Wolfgang Amadeus Mozart's Piano Concerto No. 20 in D minor K 466 was written in 1785. As was common with his concertos, it is three movements and scored for orchestra with the addition of the timpani which contributes greatly in creating the dark and brooding nature of this work.

A few days after the first performance, the composer's father, Leopold, visiting in Vienna, wrote to his daughter Nannerl about her brother's recent success: [I heard] an excellent new piano concerto by Wolfgang, on which the copyist was still at work when we got there, and your brother didn't even have time to play through the rondo because he had to oversee the copying operation.

It is written in the key of D minor, which held great poignance for Mozart. Some of his most emotional works, such as the Requiem, a Kyrie and the dark opera Don Giovanni, are all in that key.

The young Ludwig van Beethoven admired this concerto and kept it in his repertoire.

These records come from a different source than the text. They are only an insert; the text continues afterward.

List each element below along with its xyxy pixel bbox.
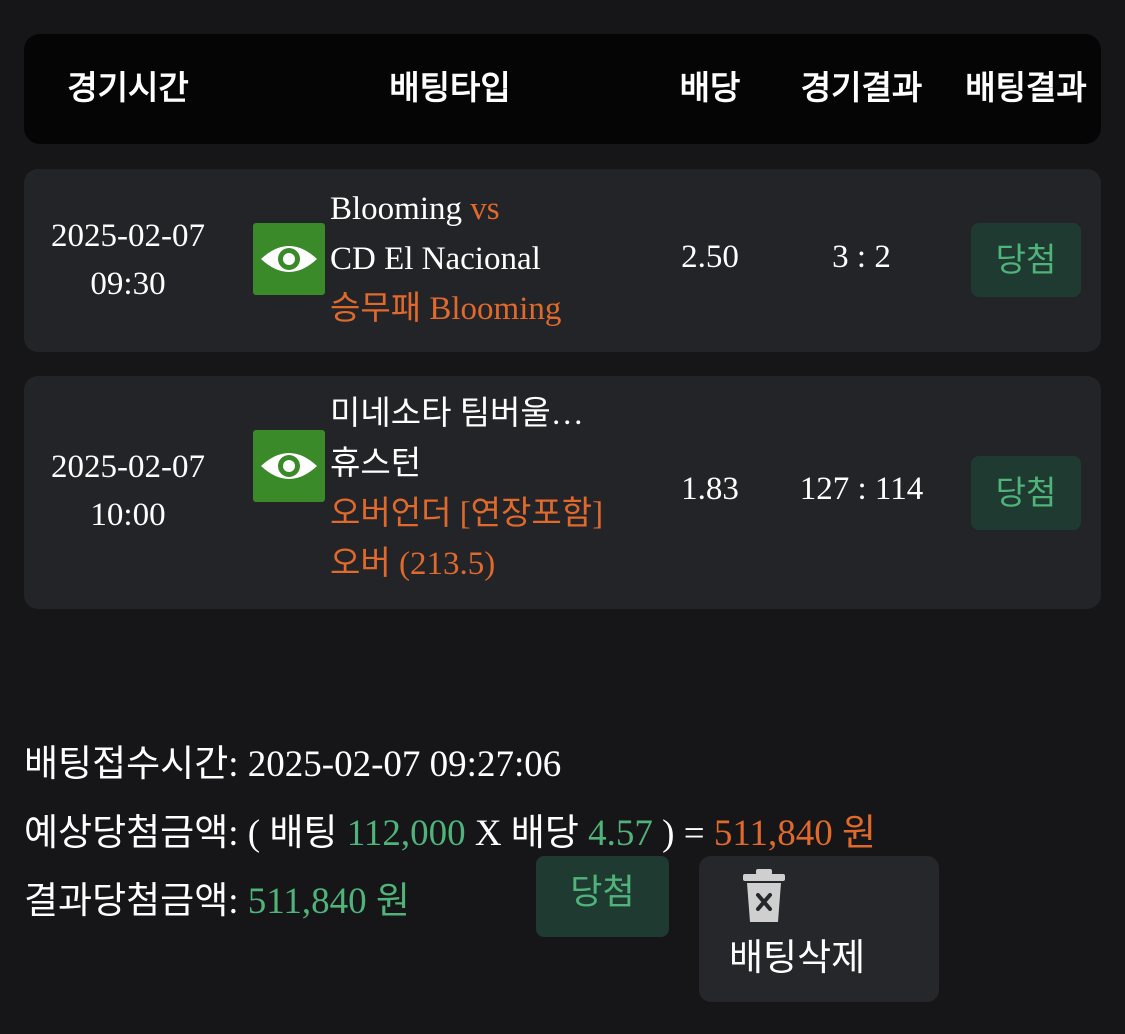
game-time: 09:30 [90, 266, 166, 302]
pick-name: Blooming [429, 291, 562, 327]
game-date: 2025-02-07 [51, 218, 205, 254]
total-odds: 4.57 [588, 813, 653, 854]
odds-value: 1.83 [681, 471, 739, 507]
expected-open: ( 배팅 [247, 813, 338, 854]
bet-table-header: 경기시간 배팅타입 배당 경기결과 배팅결과 [24, 34, 1101, 144]
bet-type-details: Blooming vs CD El Nacional 승무패 Blooming [330, 184, 561, 334]
bet-type-details: 미네소타 팀버울… 휴스턴 오버언더 [연장포함] 오버 (213.5) [330, 389, 603, 589]
game-datetime: 2025-02-07 10:00 [24, 443, 232, 539]
pick-name: 오버 (213.5) [330, 546, 496, 582]
market-name: 오버언더 [연장포함] [330, 496, 604, 532]
delete-bet-label: 배팅삭제 [729, 936, 866, 979]
away-team: CD El Nacional [330, 241, 541, 277]
game-date: 2025-02-07 [51, 449, 205, 485]
trash-icon [741, 868, 787, 928]
home-team: 미네소타 팀버울… [330, 396, 584, 432]
expected-close: ) = [662, 813, 705, 854]
home-team: Blooming [330, 191, 463, 227]
stake-amount: 112,000 [346, 813, 466, 854]
match-score: 127 : 114 [799, 471, 924, 507]
header-bet-result: 배팅결과 [965, 68, 1087, 107]
match-score: 3 : 2 [832, 239, 891, 275]
result-label: 결과당첨금액: [24, 881, 239, 922]
header-match-result: 경기결과 [800, 68, 923, 107]
vs-label: vs [470, 191, 500, 227]
expected-label: 예상당첨금액: [24, 813, 239, 854]
game-datetime: 2025-02-07 09:30 [24, 212, 232, 308]
eye-icon[interactable] [253, 223, 325, 295]
bet-result-badge: 당첨 [971, 456, 1081, 530]
bet-received-time: 배팅접수시간: 2025-02-07 09:27:06 [24, 733, 561, 787]
header-odds: 배당 [679, 68, 741, 107]
market-name: 승무패 [330, 291, 422, 327]
expected-amount: 511,840 원 [713, 813, 877, 854]
odds-value: 2.50 [681, 239, 739, 275]
away-team: 휴스턴 [330, 446, 422, 482]
eye-icon[interactable] [253, 430, 325, 502]
result-winnings: 결과당첨금액: 511,840 원 [24, 870, 410, 924]
game-time: 10:00 [90, 497, 166, 533]
header-game-time: 경기시간 [67, 68, 189, 107]
status-badge: 당첨 [536, 856, 669, 937]
delete-bet-button[interactable]: 배팅삭제 [699, 856, 939, 1002]
bet-row: 2025-02-07 09:30 Blooming vs CD El Nacio… [24, 169, 1101, 352]
bet-time-value: 2025-02-07 09:27:06 [247, 744, 562, 785]
bet-time-label: 배팅접수시간: [24, 744, 239, 785]
expected-winnings: 예상당첨금액: ( 배팅 112,000 X 배당 4.57 ) = 511,8… [24, 802, 876, 856]
header-bet-type: 배팅타입 [389, 68, 511, 107]
bet-result-badge: 당첨 [971, 223, 1081, 297]
times-label: X 배당 [474, 813, 579, 854]
result-amount: 511,840 원 [247, 881, 410, 922]
bet-row: 2025-02-07 10:00 미네소타 팀버울… 휴스턴 오버언더 [연장포… [24, 376, 1101, 609]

He wrote a set of cadenzas for it that are used today. Another great German composer Johannes Brahms also wrote his own set of cadenzas although most pianists today also improvised these versions and developed interesting cadenzas of their own.

The first movement starts off the concerto in the dark home key of D minor with the strings restlessly but quietly building up to a full forte. The theme was quickly taken up by the piano soloist and developed throughout the long movement. A slightly brighter mood does exist in the second theme but this theme never becomes jubilant. The timpani further heightens the tension in the coda before the cadenza. The movement rounds out on a quiet note, with the discontent seemingly not very far at hand.

The romantic-sounding 'Romanze' second movement begins brightly with a strong B-flat major melody which is graceful and bold. A contrasting darker section toys with the minor key (G minor) although the earlier theme is brought in again expectantly towards the end of the movement. It is a seven-part Rondo (ABACABA).

The final rondo movement begins with the solo piano rippling upward in the home key before the full orchestra replies with a furious section. (This piano "rippling" is known as the Mannheim Rocket and is a string of eighth notes (d-f-a-d-f) followed by a quarter note (a). A second melody is touched upon by the piano where the mood is still dark but strangely restless. A contrasting cheerful melody in F major ushers in not soon after, introduced by the orchestra before the solo piano rounds off the lively theme. A series of sharp piano chords snaps the bright melody and the beginning passages in D minor on solo piano is heard again, taken up by full orchestra and thereafter follows the same format as above, taking a momentary pause into introducing the customary cadenza. After the cadenza, the mood clears considerably and the bright happy melody is taken up this time by the winds. The solo piano repeats the theme before a full orchestral passage develops the passage and thereby rounding up the concerto with a jubilant D major finish.

The tradition of the heavy brass and lower strings headbanging during the final movement of this began during a performance at the Royal Northern College of Music in Manchester in 1977 and has been preserved at every performance since.